The company has recently won a clutch of awards, including making it on to Informilo's Top 25 Hottest London Start-ups for 2015, and Best Cybersecurity Startup at the Tech Startup Awards. Numerous magazines have covered the firm in 2015 alone, a sign of growing attention but also rising expectations.
Those expectations include expanding in the US, extending the firm’s reputation among the UK arms of global financial services operations; in the wake of the cash injection Digital Shadows now has a second office in San Francisco.
That means taking on a host of other US-based security startups in an industry suddenly awash with cash and burn on a historically unprecedented scale. Despite the appearance of industry, security remains difficult, fragmented, competitive.
“Threat intel can mean a lot of things to different people. It tends to be one size fits all. That’s fine but cyber-situational awareness differs is it is about that specific organisations and assets and how weaknesses might be revealed in their security stance,” says Chappell.

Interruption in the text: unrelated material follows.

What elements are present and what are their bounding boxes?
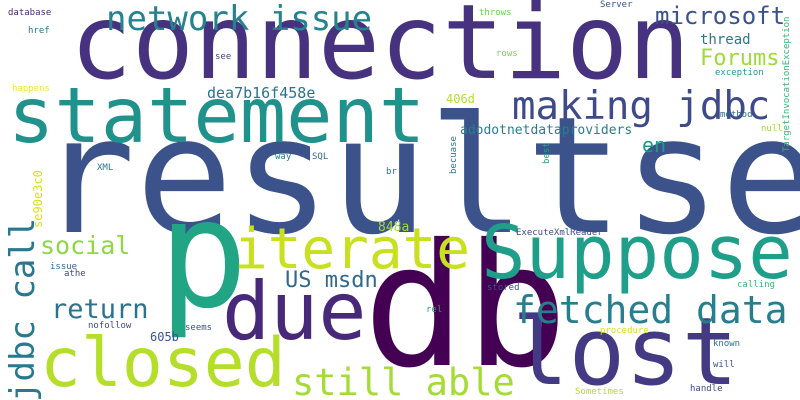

Customers such as banks can find up to 60,000 ‘shadows’ per day according to Chappell so filtering these is key so that the customer isn’t over-burdened with noise.
The current state of development is to introduce even more automation and to scale the platform, adding new reporting features.
In a market becoming saturated with new methods of defence which can end up sounding increasingly like the old ones, Digital Shadows looks like a fascinating way of re-inventing the problem – the people who launch attacks know plenty about their targets so isn’t it time the defenders used the same outlook?
“You could argue we are in an asymmetric situation. For defenders, the odds are stacked against them,” muses Chappell. “It’s like shining a torch inside a cave. We are making those beams of light much broader and brighter.”